Pesquisadores do Rensselaer Polytechnic Institute desenvolveram uma nova bateria para dispositivos de armazenamento que pode ser facilmente confundida com uma folha de papel preto.

A semelhança não é mera coincidência. Desenvolvida a partir de nanoengenharia, a bateria ultrafina tem 90% de celulose na sua composição.

A bateria também pode ser impressa, como papel.
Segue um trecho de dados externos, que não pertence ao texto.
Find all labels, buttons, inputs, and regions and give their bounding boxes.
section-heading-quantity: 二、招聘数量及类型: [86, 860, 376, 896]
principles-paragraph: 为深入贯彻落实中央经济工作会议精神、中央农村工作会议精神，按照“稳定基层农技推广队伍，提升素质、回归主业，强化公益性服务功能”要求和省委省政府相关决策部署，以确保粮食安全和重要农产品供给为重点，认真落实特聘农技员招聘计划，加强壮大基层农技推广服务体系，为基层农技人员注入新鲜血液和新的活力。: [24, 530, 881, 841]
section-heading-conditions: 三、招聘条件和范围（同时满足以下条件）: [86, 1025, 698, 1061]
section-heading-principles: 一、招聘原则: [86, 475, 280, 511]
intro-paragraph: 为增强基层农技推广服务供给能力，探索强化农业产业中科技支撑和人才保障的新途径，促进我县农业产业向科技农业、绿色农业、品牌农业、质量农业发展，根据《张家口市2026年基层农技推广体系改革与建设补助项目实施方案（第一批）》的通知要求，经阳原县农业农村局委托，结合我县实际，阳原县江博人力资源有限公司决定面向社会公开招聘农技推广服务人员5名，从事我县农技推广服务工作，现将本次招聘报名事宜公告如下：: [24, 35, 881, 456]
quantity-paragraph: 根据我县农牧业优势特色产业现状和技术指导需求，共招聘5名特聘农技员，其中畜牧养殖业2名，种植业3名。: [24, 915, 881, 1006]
Mas aparências à parte, ela é altamente resistente, suportando temperaturas acima de 148º C e abaixo de -37º C.

Além de funcionar como dispositivo de fornecimento de energia, a bateria também funciona como capacitador, utilizando sangue, urina e suor humano como fonte de energia.

Os pesquisadores do Rensselaer infiltraram o material, bastante similar a papel, com nanotubos de carbono - que dão a cor preta à bateria.

Esses nanotubos funcionam como eletrodos, que permitem conduzir energia. Os pesquisadores usaram um líquido iônico - essencialmente sal - como eletrólito da bateria.

Como não contém água, a bateria pode resistir a variações de temperatura sem congelar ou sofrer evaporação.

Sem elementos tóxicos na composição, ela é capaz ainda de utilizar sangue ou suor como eletrólito - os cientistas demonstraram esta aplicação -, portanto a bateria pode ser utilizada como fonte de energia para dispositivos implantados no organismo, como marca-passos.

Outras aplicações incluem dispositivos portáteis ou mesmo embarcações e veículos. A tecnologia já foi patenteada e agora os pesquisadores estudam formas de produzir o material em escala a um custo viável.